At the Seahorse, it is standard practice to bring phones and laptops to staff meetings. Messing encourages this in the hope that technology will allow her staff “to stretch their time together.” So, during a staff meeting, one person might be online to review budget numbers and another might scan job applications from lighting designers. Messing’s idea is that if something important comes up online, the group can discuss it “live” while they are all in the room together.
But the strategy does not work. Once laptops are open, there is the temptation
to look at email and attend to urgent messages. The director of education says that the meetings-with-devices make it almost impossible for her not to “cheat,” by which she means that she reads her email while others are talking. “So at a meeting, I’m not as present because I’m always cheating a little bit.” These are meetings that give the illusion of collaboration with all the drawbacks of distraction.

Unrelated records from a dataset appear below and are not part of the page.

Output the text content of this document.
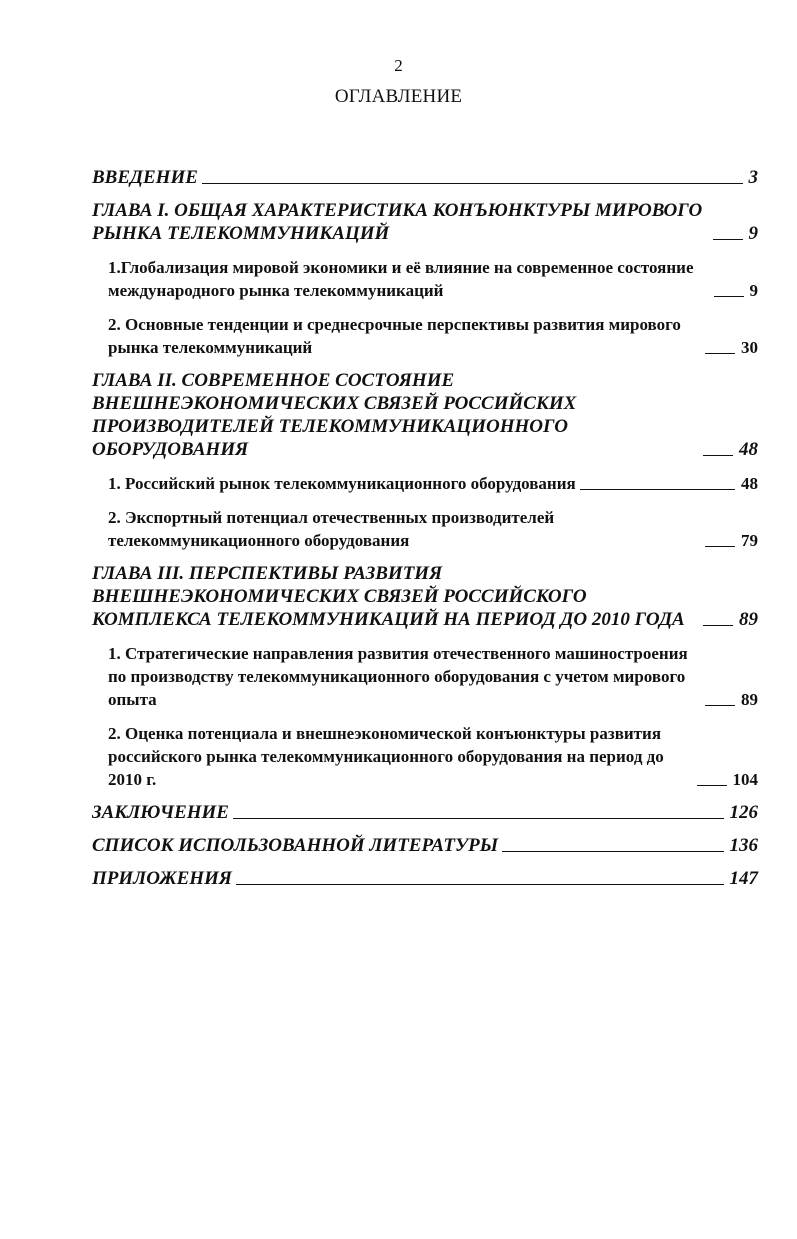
2
ОГЛАВЛЕНИЕ
ВВЕДЕНИЕ	3
ГЛАВА I. ОБЩАЯ ХАРАКТЕРИСТИКА КОНЪЮНКТУРЫ МИРОВОГО РЫНКА ТЕЛЕКОММУНИКАЦИЙ	9
1.Глобализация мировой экономики и её влияние на современное состояние международного рынка телекоммуникаций	9
2. Основные тенденции и среднесрочные перспективы развития мирового рынка телекоммуникаций	30
ГЛАВА II. СОВРЕМЕННОЕ СОСТОЯНИЕ ВНЕШНЕЭКОНОМИЧЕСКИХ СВЯЗЕЙ РОССИЙСКИХ ПРОИЗВОДИТЕЛЕЙ ТЕЛЕКОММУНИКАЦИОННОГО ОБОРУДОВАНИЯ	48
1. Российский рынок телекоммуникационного оборудования	48
2. Экспортный потенциал отечественных производителей телекоммуникационного оборудования	79
ГЛАВА III. ПЕРСПЕКТИВЫ РАЗВИТИЯ ВНЕШНЕЭКОНОМИЧЕСКИХ СВЯЗЕЙ РОССИЙСКОГО КОМПЛЕКСА ТЕЛЕКОММУНИКАЦИЙ НА ПЕРИОД ДО 2010 ГОДА	89
1. Стратегические направления развития отечественного машиностроения по производству телекоммуникационного оборудования с учетом мирового опыта	89
2. Оценка потенциала и внешнеэкономической конъюнктуры развития российского рынка телекоммуникационного оборудования на период до 2010 г.	104
ЗАКЛЮЧЕНИЕ	126
СПИСОК ИСПОЛЬЗОВАННОЙ ЛИТЕРАТУРЫ	136
ПРИЛОЖЕНИЯ	147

Messing describes the irony: “Even though we’re in the business of creating live performance, we don’t take advantage of our time with each other to have a conversation with each other.” She imagined that technology-enhanced meetings would multiply productivity, but everyone goes off in a different direction.
Messing had another idea for how to use technology to multiply productivity: The staff would prepare for meetings by reading materials in Dropbox, a file-sharing application. Messing leaves them scripts, biographies of potential actors, and financial reports. To begin with, her staff thought this was a good idea, but soon they were all leaving materials in Dropbox. Everyone agrees that Dropbox has encouraged magical thinking: If it is in Dropbox, it has been read. “Dropbox,” says the publicity director, “creates the fantasy that some of the work of a meeting has already been done.” But it hasn’t been done. The publicity director says that she herself comes to meetings exhausted from trying and failing to read what’s in her Dropbox. It’s come to the point where she resents being asked to brainstorm at meetings. “I can’t brainstorm . . . I’m too exhausted to brainstorm.”
Another Meeting That Is Not Quite a Meeting
Alice Rattan, a manager at ReadyLearn, is teaching the business value of unitasking. She is no longer surprised that her young consultants want to multitask during meetings. They grew up on it; they have to learn better ways. But she is always surprised that her clients want to multitask when their accounts are being discussed. And they want her to multitask as well. Rattan explains that clients expect quick turnaround on matters that she should take time to think through. She has to teach them that she intends to work for them with the attention that their problems deserve.